Chimichurri vs Treron
Chimichurri is a Benjamin Moore color while Treron comes from Farrow & Ball. Hue-wise, Chimichurri belongs to the green-grey family and Treron to the greige-grey family. At LRV 25 vs 10, Treron will read as the brighter of the two — a 15-point gap that matters most in north-facing or low-light rooms. The tonal difference — Chimichurri's green character against Treron's warm — becomes most visible against white trim or in morning light. At ΔE 24.0, these are genuinely distinct colors — a strong contrast if used together, or a meaningful choice between two different directions. Below you'll find 2 real-room photo comparisons where both colors appear side by side, plus 5 simulated room previews.

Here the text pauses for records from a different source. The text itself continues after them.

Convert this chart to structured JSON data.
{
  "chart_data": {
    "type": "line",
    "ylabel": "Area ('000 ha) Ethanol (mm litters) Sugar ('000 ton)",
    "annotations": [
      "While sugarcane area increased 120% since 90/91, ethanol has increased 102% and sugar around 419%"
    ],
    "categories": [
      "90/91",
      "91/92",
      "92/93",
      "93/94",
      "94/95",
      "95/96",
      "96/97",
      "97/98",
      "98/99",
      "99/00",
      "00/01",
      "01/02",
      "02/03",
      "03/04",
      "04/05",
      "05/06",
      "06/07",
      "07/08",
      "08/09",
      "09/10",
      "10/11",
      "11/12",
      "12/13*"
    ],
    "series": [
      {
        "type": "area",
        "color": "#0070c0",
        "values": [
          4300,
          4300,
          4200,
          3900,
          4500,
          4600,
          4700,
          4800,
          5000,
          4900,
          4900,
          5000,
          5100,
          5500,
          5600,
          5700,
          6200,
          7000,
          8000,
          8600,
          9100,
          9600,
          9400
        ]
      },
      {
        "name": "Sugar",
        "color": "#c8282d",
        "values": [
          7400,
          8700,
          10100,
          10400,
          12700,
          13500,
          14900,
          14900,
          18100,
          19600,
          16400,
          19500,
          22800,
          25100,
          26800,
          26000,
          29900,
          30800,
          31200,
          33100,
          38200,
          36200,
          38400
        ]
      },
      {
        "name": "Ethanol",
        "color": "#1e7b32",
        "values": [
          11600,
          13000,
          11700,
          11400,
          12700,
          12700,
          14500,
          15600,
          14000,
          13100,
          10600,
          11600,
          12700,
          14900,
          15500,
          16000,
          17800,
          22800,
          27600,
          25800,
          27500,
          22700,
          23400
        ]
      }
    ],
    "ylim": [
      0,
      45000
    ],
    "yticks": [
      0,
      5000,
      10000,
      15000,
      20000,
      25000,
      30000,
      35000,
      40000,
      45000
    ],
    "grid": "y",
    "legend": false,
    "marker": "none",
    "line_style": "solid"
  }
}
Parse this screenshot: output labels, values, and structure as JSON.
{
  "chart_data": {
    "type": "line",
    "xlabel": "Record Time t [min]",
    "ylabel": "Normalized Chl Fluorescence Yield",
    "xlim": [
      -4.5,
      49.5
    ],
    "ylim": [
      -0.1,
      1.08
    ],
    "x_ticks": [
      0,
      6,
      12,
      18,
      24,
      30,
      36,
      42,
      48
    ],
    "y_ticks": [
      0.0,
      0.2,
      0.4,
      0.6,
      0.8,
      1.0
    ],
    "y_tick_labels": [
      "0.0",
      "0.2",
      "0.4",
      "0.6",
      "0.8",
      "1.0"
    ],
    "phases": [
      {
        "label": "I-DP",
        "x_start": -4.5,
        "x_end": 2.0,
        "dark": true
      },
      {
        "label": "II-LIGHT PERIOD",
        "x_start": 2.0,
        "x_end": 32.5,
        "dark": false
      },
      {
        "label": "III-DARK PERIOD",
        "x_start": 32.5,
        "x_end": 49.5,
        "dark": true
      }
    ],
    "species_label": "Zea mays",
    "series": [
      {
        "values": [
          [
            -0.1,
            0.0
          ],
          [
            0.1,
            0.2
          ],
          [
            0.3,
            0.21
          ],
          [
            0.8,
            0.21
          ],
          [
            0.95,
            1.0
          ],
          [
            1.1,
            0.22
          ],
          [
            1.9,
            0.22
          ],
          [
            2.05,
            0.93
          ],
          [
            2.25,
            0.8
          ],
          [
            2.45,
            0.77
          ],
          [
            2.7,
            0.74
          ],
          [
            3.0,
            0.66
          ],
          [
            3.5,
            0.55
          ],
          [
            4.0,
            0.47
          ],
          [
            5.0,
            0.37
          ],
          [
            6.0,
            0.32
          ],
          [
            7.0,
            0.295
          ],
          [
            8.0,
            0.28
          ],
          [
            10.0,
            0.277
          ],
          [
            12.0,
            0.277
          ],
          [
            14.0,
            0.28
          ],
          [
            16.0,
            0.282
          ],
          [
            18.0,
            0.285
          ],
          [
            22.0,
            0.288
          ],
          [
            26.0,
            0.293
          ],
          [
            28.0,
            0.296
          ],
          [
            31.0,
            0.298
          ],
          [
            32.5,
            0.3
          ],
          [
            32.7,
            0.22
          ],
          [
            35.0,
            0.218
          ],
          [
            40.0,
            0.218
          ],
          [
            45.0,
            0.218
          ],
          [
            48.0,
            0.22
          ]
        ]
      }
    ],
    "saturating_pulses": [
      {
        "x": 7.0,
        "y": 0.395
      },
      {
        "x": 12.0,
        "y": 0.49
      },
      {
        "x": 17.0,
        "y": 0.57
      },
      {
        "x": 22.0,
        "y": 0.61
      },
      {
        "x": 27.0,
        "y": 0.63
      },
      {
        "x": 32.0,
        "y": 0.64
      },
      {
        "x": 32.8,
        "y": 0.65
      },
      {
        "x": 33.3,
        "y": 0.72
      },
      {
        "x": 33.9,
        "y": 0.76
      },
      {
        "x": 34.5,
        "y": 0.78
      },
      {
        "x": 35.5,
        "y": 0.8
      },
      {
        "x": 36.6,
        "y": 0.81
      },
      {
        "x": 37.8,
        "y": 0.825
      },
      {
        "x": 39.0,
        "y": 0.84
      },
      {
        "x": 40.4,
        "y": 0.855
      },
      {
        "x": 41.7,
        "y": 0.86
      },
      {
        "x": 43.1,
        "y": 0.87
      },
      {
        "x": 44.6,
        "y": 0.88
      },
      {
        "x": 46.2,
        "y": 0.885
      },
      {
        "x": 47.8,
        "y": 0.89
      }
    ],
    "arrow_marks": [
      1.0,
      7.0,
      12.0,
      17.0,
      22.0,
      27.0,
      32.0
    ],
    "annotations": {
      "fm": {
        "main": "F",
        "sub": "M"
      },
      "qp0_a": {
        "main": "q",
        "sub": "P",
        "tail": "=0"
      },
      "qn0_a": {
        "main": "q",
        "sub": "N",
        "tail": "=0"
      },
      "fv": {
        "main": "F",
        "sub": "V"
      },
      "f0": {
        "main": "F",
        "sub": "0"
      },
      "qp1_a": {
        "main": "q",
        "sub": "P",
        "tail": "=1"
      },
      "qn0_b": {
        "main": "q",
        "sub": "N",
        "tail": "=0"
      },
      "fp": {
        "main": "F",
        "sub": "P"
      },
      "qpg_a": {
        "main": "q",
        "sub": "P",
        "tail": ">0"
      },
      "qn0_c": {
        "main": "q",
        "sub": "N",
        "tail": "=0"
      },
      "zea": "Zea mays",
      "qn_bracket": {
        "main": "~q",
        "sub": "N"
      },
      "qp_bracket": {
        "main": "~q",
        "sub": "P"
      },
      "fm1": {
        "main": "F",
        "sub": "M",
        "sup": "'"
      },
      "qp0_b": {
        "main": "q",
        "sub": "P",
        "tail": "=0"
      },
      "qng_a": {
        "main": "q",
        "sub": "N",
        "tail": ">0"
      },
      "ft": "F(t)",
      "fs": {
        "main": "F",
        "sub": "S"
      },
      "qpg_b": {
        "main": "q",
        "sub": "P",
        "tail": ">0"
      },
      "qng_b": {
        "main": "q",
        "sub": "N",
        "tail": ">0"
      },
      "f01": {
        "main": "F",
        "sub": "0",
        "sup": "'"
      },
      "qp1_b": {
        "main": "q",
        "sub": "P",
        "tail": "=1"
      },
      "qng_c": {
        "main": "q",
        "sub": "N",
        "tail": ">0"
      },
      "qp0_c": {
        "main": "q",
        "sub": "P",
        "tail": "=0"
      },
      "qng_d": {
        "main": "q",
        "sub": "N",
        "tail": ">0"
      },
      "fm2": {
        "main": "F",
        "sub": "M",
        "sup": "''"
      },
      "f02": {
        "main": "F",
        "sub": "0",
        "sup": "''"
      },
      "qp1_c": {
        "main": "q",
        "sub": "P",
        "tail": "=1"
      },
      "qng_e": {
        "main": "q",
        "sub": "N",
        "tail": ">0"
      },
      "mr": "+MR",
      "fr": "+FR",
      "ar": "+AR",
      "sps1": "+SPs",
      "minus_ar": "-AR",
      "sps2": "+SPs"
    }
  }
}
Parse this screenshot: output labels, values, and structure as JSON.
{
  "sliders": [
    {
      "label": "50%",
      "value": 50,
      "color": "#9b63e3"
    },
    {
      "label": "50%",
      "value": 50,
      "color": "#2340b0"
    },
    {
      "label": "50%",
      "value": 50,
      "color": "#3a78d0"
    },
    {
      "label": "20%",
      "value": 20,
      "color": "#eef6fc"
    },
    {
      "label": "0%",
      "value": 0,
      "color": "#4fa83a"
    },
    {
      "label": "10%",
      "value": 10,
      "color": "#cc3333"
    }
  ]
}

Chimichurri vs Treron in Real Spaces
2 real rooms side by side. Seeing Chimichurri and Treron in actual rooms makes the difference concrete; browse the spaces below to get a feel for how each color lives on a wall.
Living Room
Living rooms test a color across a full range of conditions — morning sun, afternoon shade, and evening lamp light all shift how both of these read. Treron returns significantly more light to the room — in a smaller or darker space, that difference in perceived brightness is hard to miss.
Kitchen Cabinets
On cabinetry, undertone and temperature become more pronounced against countertops and hardware. The LRV gap is large enough that Treron will make the room feel meaningfully brighter than Chimichurri would.
Color Details
Chimichurri vs Treron Simulated Comparison
5 simulated room previews — drag the slider on each to see Chimichurri on one side and Treron on the other.
Digital color is approximate. These simulations are generated from the manufacturer's hex values and overlaid on grayscale room photos — your screen's calibration, brightness, and viewing angle all affect how they render. Before committing to either color, test physical samples in your own space under the light you actually live with.
More Chimichurri comparisons
See how Chimichurri stacks up against other well-photographed colors across different brands and tones.